Ask me to kill a specific job or all of them.
- Example: "Stop the background job with ID 1."
- Example: "Kill the ping process."
Try it out:
Do you have a specific server or script in this project you want to start up now? (e.g., mvn spring-boot:run)
mkpro is optimized for the latest Gemini 3, 2.0 and 1.5 series models. You can configure any agent to use these models via the /config command or team YAML files:
| Model | Best For |
|---|---|
| gemini-3.1-pro-preview | Next-gen Pro Preview. Preview of the most capable Gemini model. |
| gemini-3.1-flash-lite | Ultra-efficient Flash. Smallest and fastest model for high-frequency tasks. |
| gemini-3-flash-preview | Gemini 3 Flash Preview. Early access to the next-gen flash model. |
| gemini-3-pro | Gemini 3 (Future/Flagship). Speculative next-generation flagship model. |
| gemini-3-flash | Gemini 3 Flash (Future/Speed). Speculative next-generation speed-optimized model. |
| gemini-2.0-flash | Next-gen Speed & Multimodal. High performance and low latency. |
| gemini-2.0-flash-thinking-exp | Advanced Reasoning. Experimental model with deep reasoning capabilities. |
| gemini-2.0-pro-exp | Ultimate Intelligence. The most capable model for complex reasoning and architecture. |
| gemini-1.5-pro | Large Context Reasoning. Stable option for processing massive codebases (up to 2M tokens). |
| gemini-1.5-flash | Efficiency. Cost-effective and reliable for high-frequency sub-agent tasks. |
| gemini-1.5-flash-8b | High-speed, small-scale. Optimized for high-volume, lower-complexity tasks. |
Full supported list: gemini-3.1-pro-preview, gemini-3.1-flash-lite, gemini-3-flash-preview, gemini-3-pro, gemini-3-flash, gemini-2.0-flash, gemini-2.0-flash-lite-preview-02-05, gemini-2.0-pro-exp-02-05, gemini-2.0-flash-thinking-exp-01-21, gemini-1.5-pro, gemini-1.5-pro-latest, gemini-1.5-pro-002, gemini-1.5-flash, gemini-1.5-flash-latest, gemini-1.5-flash-002, gemini-1.5-flash-8b, gemini-1.5-flash-8b-latest, gemini-1.5-flash-8b-001.
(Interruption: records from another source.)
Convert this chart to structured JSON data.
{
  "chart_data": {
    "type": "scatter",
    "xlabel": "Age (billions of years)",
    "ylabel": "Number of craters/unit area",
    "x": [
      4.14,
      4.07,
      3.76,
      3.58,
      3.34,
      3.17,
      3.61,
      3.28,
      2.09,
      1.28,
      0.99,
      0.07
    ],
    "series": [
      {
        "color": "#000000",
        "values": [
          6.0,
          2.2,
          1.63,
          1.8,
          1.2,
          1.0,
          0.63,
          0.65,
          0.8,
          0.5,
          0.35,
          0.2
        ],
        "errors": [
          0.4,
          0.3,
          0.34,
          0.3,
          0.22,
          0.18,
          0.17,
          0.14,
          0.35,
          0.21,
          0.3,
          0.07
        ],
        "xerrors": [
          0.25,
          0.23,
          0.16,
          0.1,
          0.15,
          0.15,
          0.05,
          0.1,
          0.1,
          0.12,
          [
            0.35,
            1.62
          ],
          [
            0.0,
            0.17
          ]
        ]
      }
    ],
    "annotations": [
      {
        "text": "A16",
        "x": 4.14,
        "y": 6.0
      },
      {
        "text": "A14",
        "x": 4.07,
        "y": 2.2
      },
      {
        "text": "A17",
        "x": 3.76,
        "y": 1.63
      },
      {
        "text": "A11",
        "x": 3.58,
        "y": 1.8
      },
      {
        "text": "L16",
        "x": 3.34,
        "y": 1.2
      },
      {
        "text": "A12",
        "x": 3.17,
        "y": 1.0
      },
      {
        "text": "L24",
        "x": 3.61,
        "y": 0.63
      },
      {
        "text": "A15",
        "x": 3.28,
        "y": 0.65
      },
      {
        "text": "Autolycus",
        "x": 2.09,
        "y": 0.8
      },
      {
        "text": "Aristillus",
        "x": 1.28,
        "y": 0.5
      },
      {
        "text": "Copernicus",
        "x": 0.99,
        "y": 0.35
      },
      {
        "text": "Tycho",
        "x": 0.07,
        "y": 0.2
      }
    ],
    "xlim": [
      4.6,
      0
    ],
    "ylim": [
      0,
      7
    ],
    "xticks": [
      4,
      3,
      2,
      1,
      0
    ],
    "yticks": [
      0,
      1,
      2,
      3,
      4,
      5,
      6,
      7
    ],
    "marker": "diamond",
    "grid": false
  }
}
For local, privacy-first inference, mkpro supports a wide range of models via Ollama. These are ideal for running on your own hardware (e.g., Apple Silicon, NVIDIA GPUs) without sending data to the cloud.
| Model | Best For | Recommended Variant |
|---|---|---|
| DeepSeek-Coder-V2 | Coding & Architecture. State-of-the-art open model for code generation and understanding. | deepseek-coder-v2 |
| Qwen 2.5 Coder | Code Repair & Polyglot. Excellent at fixing bugs and supporting 92+ languages. | qwen2.5-coder:32b |
| Llama 3.3 | General Reasoning. Powerful all-rounder from Meta with strong logic capabilities. | llama3.3 |
| Phi-4 | Complex Reasoning. Microsoft's small but mighty model, optimized for deep logical tasks. | phi4 |
| Llama 3.1 | General Purpose. High-quality model from Meta for a variety of tasks. | llama3.1 |
| Codestral | FSE (Full-Stack Engineering). Mistral's model optimized for code generation and tasks. | codestral |
| Command R | Retrieval & Long Context. Optimized for RAG and long-context understanding. | command-r |
- Java 17+
- Maven
- Google Cloud API Key (for Gemini) or AWS Credentials (for Bedrock) or Ollama installed (for local models).
- Clone the repository:
git clone https://github.com/mk-sharma/mkpro.git cd mkpro - Build the project:
mvn clean install
Set your environment variables:
# For Gemini
export GOOGLE_API_KEY=your_google_api_key
# For AWS Bedrock
export AWS_ACCESS_KEY_ID=your_access_key
export AWS_SECRET_ACCESS_KEY=your_secret_key
export AWS_REGION=your_regionLaunch the CLI:
java -jar target/mkpro-1.0-SNAPSHOT.jarOnce inside, you can use the /config command to set your default provider and model.
We welcome contributions! Please feel free to submit Pull Requests or open issues for feature requests and bug reports.
This project is licensed under the Apache License 2.0.